Azzu@lemmy.dbzer0.com 12 hours ago
That doesn’t really answer the question though. Obviously it’s the side effect of some kind of glitch, but why is it always this green, why not orange or blue
lath@lemmy.world 10 hours ago
It’s the green screen which allows blending, melding, switching and superimposing layers. You see, the way it works is that I don’t know, but it got you reading this far and wasted a few moments of your time which could have been spent doing something else, like gardening.
But really the answer is probably because it’s very nearly in the middle of the VGA color palette.
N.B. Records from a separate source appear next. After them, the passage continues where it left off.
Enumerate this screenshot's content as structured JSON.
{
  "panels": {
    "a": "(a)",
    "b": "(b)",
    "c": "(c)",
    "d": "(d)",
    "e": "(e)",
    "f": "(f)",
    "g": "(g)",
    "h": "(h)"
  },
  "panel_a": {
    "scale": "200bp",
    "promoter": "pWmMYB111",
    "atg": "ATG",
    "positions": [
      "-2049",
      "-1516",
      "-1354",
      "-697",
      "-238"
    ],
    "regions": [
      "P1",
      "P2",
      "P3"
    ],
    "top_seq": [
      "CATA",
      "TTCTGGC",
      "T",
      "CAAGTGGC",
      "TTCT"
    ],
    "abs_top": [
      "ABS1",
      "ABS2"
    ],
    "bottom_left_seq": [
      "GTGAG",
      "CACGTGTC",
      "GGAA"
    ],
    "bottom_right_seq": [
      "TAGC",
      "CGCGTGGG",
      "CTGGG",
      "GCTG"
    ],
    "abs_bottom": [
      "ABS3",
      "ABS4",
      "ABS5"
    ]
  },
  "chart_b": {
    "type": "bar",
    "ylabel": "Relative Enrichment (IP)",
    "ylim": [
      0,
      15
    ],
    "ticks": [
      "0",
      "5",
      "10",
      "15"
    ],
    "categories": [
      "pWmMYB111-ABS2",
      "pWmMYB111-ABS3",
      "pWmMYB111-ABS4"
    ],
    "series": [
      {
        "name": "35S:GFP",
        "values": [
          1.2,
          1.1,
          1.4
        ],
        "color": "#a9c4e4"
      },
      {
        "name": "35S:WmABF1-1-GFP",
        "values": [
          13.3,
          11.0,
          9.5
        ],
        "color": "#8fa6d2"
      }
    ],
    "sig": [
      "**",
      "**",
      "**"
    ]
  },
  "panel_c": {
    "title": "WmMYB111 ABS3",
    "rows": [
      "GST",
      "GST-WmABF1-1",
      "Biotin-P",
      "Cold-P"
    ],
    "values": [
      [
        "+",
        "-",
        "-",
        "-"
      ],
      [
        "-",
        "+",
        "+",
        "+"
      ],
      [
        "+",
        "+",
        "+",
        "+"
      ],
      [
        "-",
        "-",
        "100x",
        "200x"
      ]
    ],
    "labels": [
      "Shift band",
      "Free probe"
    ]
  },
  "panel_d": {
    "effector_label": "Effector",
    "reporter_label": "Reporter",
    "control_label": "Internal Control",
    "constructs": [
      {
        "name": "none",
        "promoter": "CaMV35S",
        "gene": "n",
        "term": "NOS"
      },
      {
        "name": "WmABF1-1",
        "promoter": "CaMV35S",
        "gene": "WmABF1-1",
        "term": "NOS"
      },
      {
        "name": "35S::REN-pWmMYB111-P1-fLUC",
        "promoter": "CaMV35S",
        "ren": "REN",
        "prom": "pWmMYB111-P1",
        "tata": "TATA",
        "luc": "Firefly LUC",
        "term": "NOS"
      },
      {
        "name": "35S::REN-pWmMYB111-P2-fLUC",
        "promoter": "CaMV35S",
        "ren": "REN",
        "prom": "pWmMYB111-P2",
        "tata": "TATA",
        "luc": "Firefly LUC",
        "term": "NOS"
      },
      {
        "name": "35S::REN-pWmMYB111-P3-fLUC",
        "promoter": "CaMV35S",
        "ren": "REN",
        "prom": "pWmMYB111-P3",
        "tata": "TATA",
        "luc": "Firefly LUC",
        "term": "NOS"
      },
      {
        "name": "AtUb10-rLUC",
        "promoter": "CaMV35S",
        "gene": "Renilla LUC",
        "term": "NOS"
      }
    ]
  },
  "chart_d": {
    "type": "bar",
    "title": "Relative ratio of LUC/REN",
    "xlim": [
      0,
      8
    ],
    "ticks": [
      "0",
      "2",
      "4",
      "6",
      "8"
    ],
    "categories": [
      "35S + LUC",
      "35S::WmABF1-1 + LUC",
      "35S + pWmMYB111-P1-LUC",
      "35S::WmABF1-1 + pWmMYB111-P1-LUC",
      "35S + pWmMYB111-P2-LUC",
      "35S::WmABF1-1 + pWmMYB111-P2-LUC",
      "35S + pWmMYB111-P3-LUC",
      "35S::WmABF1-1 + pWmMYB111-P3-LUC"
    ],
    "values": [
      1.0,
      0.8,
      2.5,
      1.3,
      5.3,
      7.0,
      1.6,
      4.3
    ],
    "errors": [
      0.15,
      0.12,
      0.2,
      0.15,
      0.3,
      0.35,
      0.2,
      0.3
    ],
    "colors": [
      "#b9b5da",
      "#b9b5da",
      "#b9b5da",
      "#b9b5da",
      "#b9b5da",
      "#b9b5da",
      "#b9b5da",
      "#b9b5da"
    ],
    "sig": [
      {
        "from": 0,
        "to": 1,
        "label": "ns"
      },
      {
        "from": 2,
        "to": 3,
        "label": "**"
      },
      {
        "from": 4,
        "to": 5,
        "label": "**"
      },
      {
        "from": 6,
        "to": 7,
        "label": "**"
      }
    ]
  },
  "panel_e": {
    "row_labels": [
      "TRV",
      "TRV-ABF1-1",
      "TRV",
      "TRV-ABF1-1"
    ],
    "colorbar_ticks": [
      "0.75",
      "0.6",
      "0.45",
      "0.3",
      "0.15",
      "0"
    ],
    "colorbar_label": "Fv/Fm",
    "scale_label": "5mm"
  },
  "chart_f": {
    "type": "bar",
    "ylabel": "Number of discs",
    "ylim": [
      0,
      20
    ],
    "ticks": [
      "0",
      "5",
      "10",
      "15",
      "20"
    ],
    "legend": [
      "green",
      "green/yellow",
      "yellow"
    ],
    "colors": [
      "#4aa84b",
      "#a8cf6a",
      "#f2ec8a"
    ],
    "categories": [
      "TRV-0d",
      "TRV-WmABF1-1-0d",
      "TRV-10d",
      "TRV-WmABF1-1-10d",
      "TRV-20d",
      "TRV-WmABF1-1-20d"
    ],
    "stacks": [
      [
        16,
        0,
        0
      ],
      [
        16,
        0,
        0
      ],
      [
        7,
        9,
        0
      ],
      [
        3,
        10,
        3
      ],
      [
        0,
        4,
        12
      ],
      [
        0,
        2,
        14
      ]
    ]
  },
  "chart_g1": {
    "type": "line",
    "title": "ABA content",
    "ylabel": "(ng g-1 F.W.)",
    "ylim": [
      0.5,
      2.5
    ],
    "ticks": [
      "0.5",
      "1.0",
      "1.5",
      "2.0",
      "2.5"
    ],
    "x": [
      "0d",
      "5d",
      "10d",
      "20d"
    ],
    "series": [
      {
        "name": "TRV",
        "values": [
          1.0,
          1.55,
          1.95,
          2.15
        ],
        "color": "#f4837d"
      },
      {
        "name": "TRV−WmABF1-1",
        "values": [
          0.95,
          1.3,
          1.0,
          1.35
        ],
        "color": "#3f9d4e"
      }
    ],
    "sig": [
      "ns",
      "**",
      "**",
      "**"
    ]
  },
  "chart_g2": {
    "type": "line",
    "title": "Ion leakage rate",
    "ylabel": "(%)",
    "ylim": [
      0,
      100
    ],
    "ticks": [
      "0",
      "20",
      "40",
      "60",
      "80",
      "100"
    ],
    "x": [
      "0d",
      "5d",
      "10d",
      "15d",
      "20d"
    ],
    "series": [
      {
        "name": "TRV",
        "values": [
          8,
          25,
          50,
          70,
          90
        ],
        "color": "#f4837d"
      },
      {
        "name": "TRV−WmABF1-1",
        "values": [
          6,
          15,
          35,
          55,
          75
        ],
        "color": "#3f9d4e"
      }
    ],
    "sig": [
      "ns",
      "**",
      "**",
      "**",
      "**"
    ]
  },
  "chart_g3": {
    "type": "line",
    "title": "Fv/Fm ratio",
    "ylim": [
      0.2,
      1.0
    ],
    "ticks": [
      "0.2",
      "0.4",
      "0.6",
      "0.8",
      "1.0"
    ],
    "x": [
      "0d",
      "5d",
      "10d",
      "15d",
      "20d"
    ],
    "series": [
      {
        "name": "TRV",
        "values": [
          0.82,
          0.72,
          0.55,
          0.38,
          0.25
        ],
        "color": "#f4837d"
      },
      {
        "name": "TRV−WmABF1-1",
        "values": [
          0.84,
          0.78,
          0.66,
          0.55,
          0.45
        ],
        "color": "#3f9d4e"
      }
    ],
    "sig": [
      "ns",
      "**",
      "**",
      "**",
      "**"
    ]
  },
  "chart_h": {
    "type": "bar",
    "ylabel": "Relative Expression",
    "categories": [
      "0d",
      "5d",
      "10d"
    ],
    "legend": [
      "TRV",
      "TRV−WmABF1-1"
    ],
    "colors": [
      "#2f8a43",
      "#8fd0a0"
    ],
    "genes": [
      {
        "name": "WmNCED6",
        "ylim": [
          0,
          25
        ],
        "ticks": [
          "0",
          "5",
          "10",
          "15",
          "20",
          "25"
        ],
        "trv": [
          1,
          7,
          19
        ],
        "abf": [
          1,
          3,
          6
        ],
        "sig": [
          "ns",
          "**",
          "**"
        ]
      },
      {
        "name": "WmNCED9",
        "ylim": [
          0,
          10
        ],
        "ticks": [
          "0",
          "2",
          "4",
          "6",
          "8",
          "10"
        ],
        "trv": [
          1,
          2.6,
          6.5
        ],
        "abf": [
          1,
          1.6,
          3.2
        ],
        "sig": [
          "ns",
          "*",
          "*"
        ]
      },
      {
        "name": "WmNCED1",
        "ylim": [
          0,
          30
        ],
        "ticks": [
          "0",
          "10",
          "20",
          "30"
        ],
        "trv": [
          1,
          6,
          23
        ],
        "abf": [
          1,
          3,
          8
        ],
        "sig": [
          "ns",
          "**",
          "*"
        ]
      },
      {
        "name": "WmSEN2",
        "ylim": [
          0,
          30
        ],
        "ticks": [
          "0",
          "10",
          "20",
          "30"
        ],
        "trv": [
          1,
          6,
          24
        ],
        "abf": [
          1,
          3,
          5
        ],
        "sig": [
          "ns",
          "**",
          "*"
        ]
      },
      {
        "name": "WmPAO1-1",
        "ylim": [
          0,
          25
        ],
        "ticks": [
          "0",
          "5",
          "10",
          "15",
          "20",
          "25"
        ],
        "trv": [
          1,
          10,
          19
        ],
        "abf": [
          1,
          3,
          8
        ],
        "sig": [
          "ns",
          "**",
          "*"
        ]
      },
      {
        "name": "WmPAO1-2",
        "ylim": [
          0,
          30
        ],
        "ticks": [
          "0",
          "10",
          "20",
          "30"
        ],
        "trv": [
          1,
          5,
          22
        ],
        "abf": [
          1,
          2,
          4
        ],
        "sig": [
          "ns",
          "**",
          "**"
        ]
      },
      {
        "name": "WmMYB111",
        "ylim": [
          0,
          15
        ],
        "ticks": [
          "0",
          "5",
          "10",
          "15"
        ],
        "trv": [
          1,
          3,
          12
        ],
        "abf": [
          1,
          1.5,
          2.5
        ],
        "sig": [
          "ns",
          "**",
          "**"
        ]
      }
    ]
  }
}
dumbass@piefed.social 11 hours ago
Probably causes less eye strain, while being noticeable.
emotional_soup_88@programming.dev 12 hours ago
I’ve never really thought about what happens to data that the system fetches over the internet. So, just as if it would’ve been stored in permanent storage locally, it’s loaded into system memory, which then “serves” it back to the browser? In my beginner head, it then looks like this: YouTube -> system memory -> browser/media player
ripcord@lemmy.world 8 hours ago
Correct. Eventually millions of very very tiny squirrels then eat the data once it is discarded.
I’m simplifying a bit, but that is generally how it works.
flandish@lemmy.world 12 hours ago
it doesn’t just update the dom via x/y? currently making an 8080 emu and am not using browser yet but may. also tell me more about your instance?